At the close of August, the AI firm Anthropic revealed that its chatbot Claude would not assist anyone in constructing a nuclear weapon. Anthropic stated that it had collaborated with the Department of Energy (DOE) and the National Nuclear Security Administration (NNSA) to ensure that Claude would not disclose nuclear intelligence.
The production of nuclear weapons is both a meticulous science and a resolved issue. While much of the information regarding America’s most advanced nuclear weapons remains Top Secret, the foundational nuclear science dates back 80 years. North Korea demonstrated that a committed nation intent on obtaining the bomb can accomplish it without a chatbot’s assistance.

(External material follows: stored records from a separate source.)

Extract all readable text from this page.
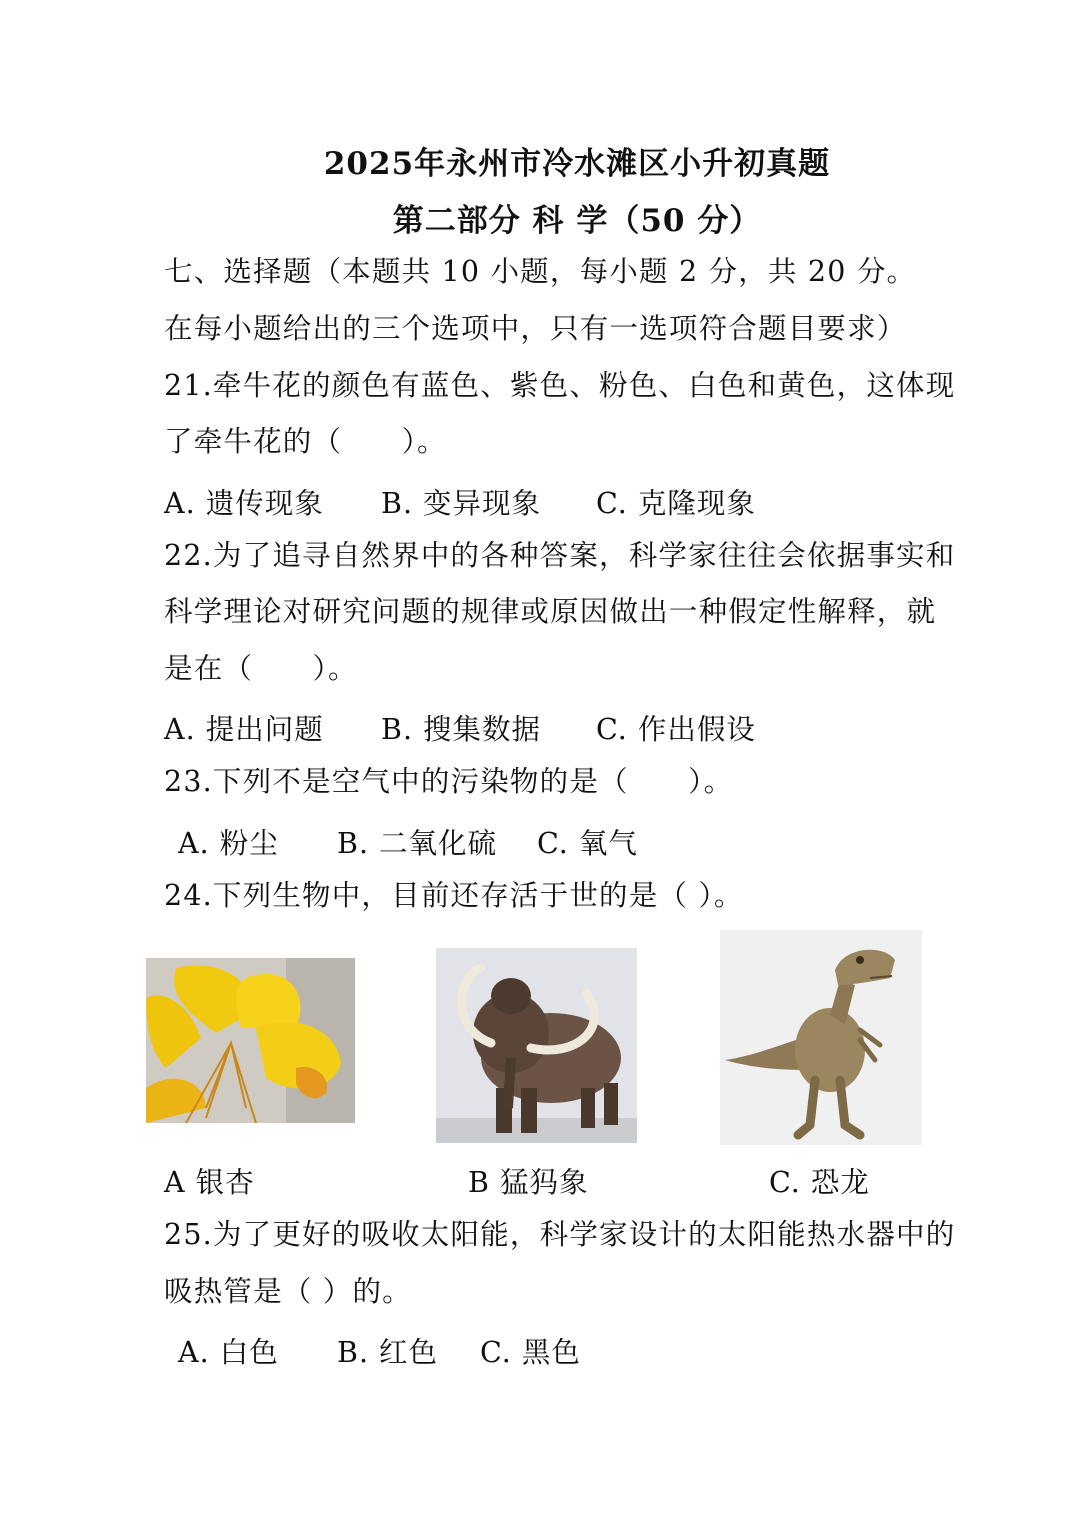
2025年永州市冷水滩区小升初真题
第二部分 科 学（50 分）
七、选择题（本题共 10 小题，每小题 2 分，共 20 分。
在每小题给出的三个选项中，只有一选项符合题目要求）
21.牵牛花的颜色有蓝色、紫色、粉色、白色和黄色，这体现
了牵牛花的（　　）。
A. 遗传现象 B. 变异现象 C. 克隆现象
22.为了追寻自然界中的各种答案，科学家往往会依据事实和
科学理论对研究问题的规律或原因做出一种假定性解释，就
是在（　　）。
A. 提出问题 B. 搜集数据 C. 作出假设
23.下列不是空气中的污染物的是（　　）。
A. 粉尘 B. 二氧化硫 C. 氧气
24.下列生物中，目前还存活于世的是（ ）。
A 银杏	B 猛犸象	C. 恐龙
25.为了更好的吸收太阳能，科学家设计的太阳能热水器中的
吸热管是（ ）的。
A. 白色 B. 红色 C. 黑色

How, precisely, did the US government collaborate with an AI company to prevent a chatbot from leaking sensitive nuclear information? And was there ever a real threat of a chatbot enabling someone to construct a nuclear device?
The response to the first question lies in the use of Amazon. The answer to the second question is more intricate.
Amazon Web Services (AWS) provides Top Secret cloud solutions to government clients, allowing them to store sensitive and classified information. The DOE already operated several of these servers when it began its partnership with Anthropic.
“We deployed a then-frontier version of Claude in a Top Secret setting so that the NNSA could methodically assess whether AI models could create or worsen nuclear risks,” Marina Favaro, overseeing National Security Policy & Partnerships at Anthropic, shared with WIRED. “Since then, the NNSA has been red-teaming successive Claude models in their secure cloud environment and offering us constructive feedback.”
The NNSA red-teaming procedure—testing for vulnerabilities—assisted Anthropic and America’s nuclear scientists in formulating a proactive approach for chatbot-assisted nuclear operations. Together, they “co-developed a nuclear classifier, akin to a sophisticated filter for AI discussions,” Favaro explains. “We created it using a list developed by the NNSA of nuclear risk indicators, specific topics, and technical details to help identify when a conversation might stray into dangerous territory. This list is controlled yet not classified, which is essential, as it allows our technical staff and other organizations to implement it.”
Favaro mentions that months of adjustments and testing were needed to make the classifier effective. “It identifies concerning conversations without flagging legitimate discussions about nuclear energy or medical isotopes,” she says.